- Born: 28 May 1995 (age 29) Toronto, Canada
- Education: Bradfield College; Istituto Marangoni;
- Occupation: Creative director
- Television: Made In Chelsea
- Partner: Alex Rimmer (2022–present)

= Riley Uggla =

British-Canadian creative director

Riley Uggla (/ˈraɪli Uggla; born 28 May 1995) is a creative director and designer. She is the founder of The Condo, an interiors and lifestyle platform, as well as Riley Studio, a sustainable luxury fashion brand.
== Early life ==
Uggla was born in Toronto, Canada and grew up in the United Kingdom. She is the second youngest of four siblings. Uggla studied at Bradfield College, Berkshire, before enrolling in the Foundation in Fashion course at Istituto Marangoni in Shoreditch, London.

== Career ==
In 2014, Uggla began her career as a television personality, best known for her appearance in the Channel 4 series Made in Chelsea.

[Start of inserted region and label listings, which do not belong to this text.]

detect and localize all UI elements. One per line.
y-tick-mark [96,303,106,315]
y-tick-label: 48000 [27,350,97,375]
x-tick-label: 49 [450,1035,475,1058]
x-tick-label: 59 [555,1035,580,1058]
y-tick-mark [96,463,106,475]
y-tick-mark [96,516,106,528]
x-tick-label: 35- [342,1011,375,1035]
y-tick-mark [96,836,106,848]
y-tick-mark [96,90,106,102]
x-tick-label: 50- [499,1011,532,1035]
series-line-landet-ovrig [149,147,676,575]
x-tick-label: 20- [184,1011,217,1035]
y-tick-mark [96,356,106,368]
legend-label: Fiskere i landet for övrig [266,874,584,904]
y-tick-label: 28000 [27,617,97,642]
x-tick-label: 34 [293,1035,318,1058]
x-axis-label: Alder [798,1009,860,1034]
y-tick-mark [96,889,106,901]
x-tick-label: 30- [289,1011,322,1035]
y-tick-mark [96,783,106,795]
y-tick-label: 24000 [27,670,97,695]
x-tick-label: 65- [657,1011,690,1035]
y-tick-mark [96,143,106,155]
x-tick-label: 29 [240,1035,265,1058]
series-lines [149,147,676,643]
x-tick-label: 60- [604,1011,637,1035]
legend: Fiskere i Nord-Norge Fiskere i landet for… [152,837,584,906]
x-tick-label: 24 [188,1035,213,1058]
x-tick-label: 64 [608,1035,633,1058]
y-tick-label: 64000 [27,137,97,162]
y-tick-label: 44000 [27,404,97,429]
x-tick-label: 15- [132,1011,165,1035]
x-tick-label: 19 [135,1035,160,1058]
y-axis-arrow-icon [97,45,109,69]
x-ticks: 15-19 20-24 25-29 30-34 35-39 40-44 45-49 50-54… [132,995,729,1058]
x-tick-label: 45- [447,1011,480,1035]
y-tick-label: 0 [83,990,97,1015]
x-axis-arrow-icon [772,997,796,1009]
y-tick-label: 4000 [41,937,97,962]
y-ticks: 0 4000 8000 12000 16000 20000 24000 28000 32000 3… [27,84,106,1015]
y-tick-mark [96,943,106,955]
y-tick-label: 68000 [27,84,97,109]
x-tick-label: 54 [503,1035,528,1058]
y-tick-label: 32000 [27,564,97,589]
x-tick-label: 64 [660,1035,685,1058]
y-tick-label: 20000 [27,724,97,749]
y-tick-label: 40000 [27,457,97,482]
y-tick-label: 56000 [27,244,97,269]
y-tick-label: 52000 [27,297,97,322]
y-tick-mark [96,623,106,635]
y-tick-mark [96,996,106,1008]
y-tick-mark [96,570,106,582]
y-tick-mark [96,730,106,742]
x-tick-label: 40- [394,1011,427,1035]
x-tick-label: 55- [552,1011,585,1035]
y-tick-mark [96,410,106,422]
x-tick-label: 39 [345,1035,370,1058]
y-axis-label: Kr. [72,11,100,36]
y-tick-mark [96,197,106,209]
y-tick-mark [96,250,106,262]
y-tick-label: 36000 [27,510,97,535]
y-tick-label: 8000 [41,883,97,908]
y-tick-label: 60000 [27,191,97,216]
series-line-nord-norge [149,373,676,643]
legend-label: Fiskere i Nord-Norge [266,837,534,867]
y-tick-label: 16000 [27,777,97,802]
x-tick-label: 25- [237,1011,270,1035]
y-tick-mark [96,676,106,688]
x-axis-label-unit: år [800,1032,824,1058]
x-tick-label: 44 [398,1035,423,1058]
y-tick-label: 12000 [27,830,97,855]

In August 2018, Uggla founded her first company, Riley Studio. As well as being the founder, Uggla also acted as the creative director of the company and oversaw all design processes and brand direction.

Uggla is the founder and creative director of the lifestyle platform, The Condo.

== Philanthropy ==
The Uggla Foundation was founded in April 2020 by Riley Uggla, her three siblings and their father. The foundation focuses on three main areas: education, health, and access to the arts. One of the first targeted initiatives is the establishment of scholarships for exceptionally talented individuals who do not have the financial means to attend higher education.

The scholarships are awarded through The Uggla Family Scholarship programme at the London School of Economics and Simon Fraser University.

== Personal life ==

Uggla married Alex Rimmer at Blenheim Palace in Oxfordshire. She is the daughter of former CEO of IHS Markit, Lance Uggla.